Signal changes that occur within the subchondral bone along the vertebral end plates in response to continued nuclear matrix degradation and end-plate articular cartilage disruption have correlated with histologic findings. Originally described by Modic and colleagues, the spectrum of subchondral vertebral marrow changes in association with degenerative disk disease has been classified into three types. Type I change is thought to represent an active inflammatory state, type II a more dormant state, and type III a postinflammatory state. However, it is not uncommon to visualize mixed I/II changes, suggesting that these changes can convert between types. Modic II changes are the most common, followed by type I and mixed type I/II.
Type I changes show subchondral bone marrow edema, as demonstrated by decreased signal intensity on T1-weighted images and increased signal intensity on T2-weighted images ( Fig. 29-5A1-A3 ). Histologically the end plates are disrupted and fissured, with the subchondral marrow infiltrated by fibrovascular granulation tissue, and thus exhibit enhancement on postcontrast images. Patients with Modic I changes have been documented to have high levels of C-reactive protein, which may support the presence of a local inflammatory response within the vertebral end plate. Furthermore, elevated levels of immunoreactive nerve fibers and TNF-immunoreactive cells were significantly higher in end plates demonstrating Modic I changes in comparison with patients with normal end plates on MRI or in end plates exhibiting Modic type II changes. Luoma et al. documented accelerated diskovertebral degenerative change in patients with Modic I changes, which supports a distinct pathologic process at the level of the diskovertebral unit. Overall, Modic I change has a stronger association with low back pain than type II changes.

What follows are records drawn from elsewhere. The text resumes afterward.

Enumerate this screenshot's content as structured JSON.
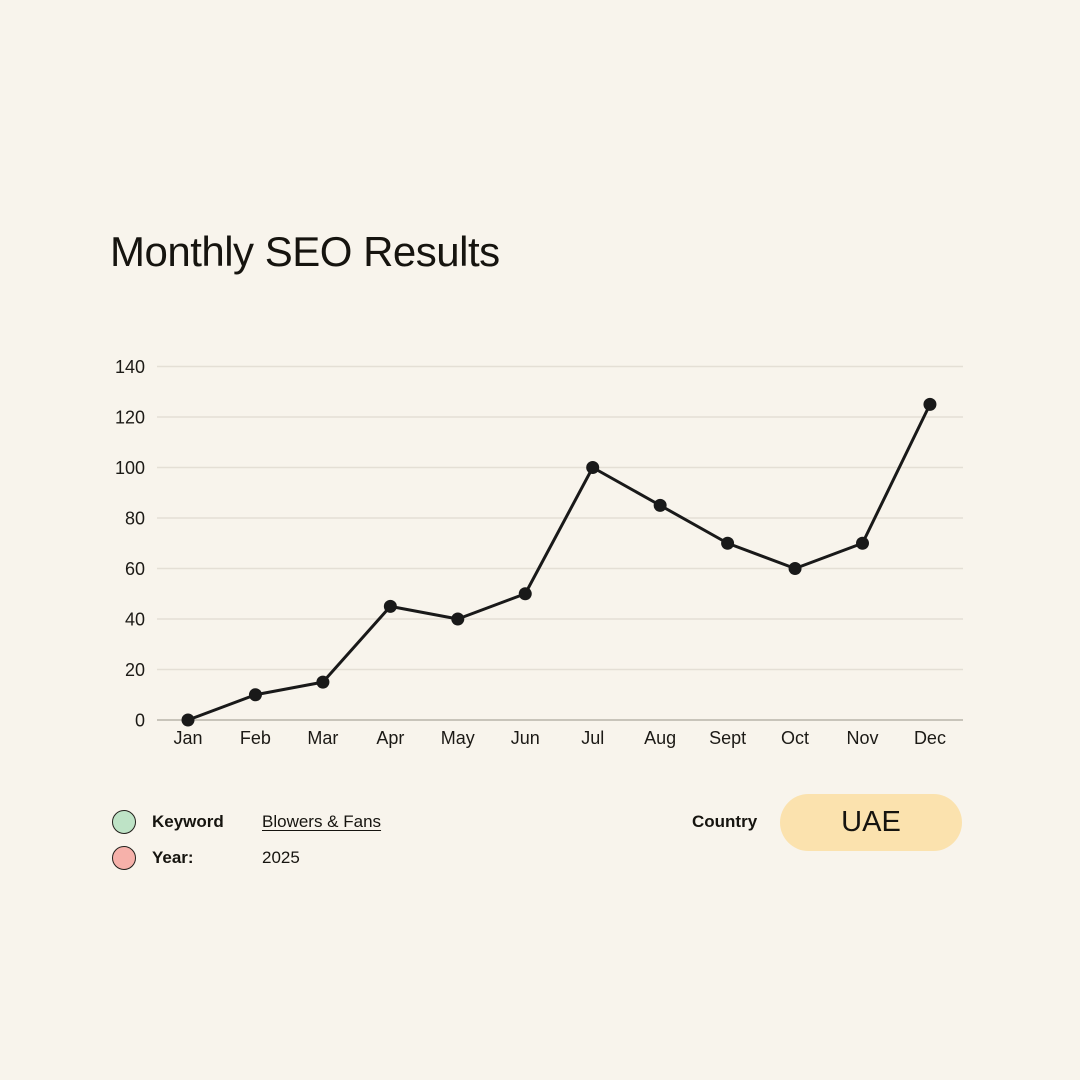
{
  "page": {
    "background": "#F8F4EC",
    "text_color": "#16140F"
  },
  "title": "Monthly SEO Results",
  "chart_data": {
    "type": "line",
    "title": "Monthly SEO Results",
    "categories": [
      "Jan",
      "Feb",
      "Mar",
      "Apr",
      "May",
      "Jun",
      "Jul",
      "Aug",
      "Sept",
      "Oct",
      "Nov",
      "Dec"
    ],
    "series": [
      {
        "name": "Monthly SEO results",
        "values": [
          0,
          10,
          15,
          45,
          40,
          50,
          100,
          85,
          70,
          60,
          70,
          125
        ]
      }
    ],
    "yticks": [
      0,
      20,
      40,
      60,
      80,
      100,
      120,
      140
    ],
    "ylim": [
      0,
      140
    ],
    "grid": true,
    "legend_position": "none",
    "xlabel": "",
    "ylabel": "",
    "line_color": "#191919",
    "marker_color": "#191919",
    "gridline_color": "#E4DFD5",
    "axis_line_color": "#C2BDB3"
  },
  "legend": {
    "keyword": {
      "label": "Keyword",
      "value": "Blowers & Fans",
      "marker_color": "#BEE3C6"
    },
    "year": {
      "label": "Year:",
      "value": "2025",
      "marker_color": "#F6B1AA"
    }
  },
  "country": {
    "label": "Country",
    "value": "UAE",
    "pill_color": "#FBE2AE"
  }
}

Type II changes are characterized by increased signal intensity on T1- and T2-weighted images, correlating to yellow or fatty marrow replacement within the subjacent vertebral body end plates (see Fig. 29-5B1-B2 ).
Type III changes are characterized by decreased signal intensity on both T1- and T2-weighted sequences, correlating with subchondral end-plate sclerosis.
Initially described by April and Bogduk, a high-intensity zone (or annular fissure/tear) on MRI indicates internal disk disruption and the presence of trapped nuclear material within the periphery of the anulus fibrosus, correlating with grade IV annular fissuring at postdiskography CT and reproducible pain during provocative diskography. The trapped nuclear material demonstrates hyperintense T2 signal greater than that of the parent nucleus, as well as enhancement on postgadolinium images, secondary to the localized inflammatory process ( Fig. 29-6A1-A4 ). Although there is agreement that a high-intensity zone is a marker for a posterior annular fissure, there is variable disagreement as to the significance of high-intensity zones identified on MRI as an indicator of low back pain, because they are not always associated with reproducible pain response at diskography. However, it has been shown that annular tears exhibiting higher levels of T2 signal have greater specificity and stronger positive predictive value for pain production.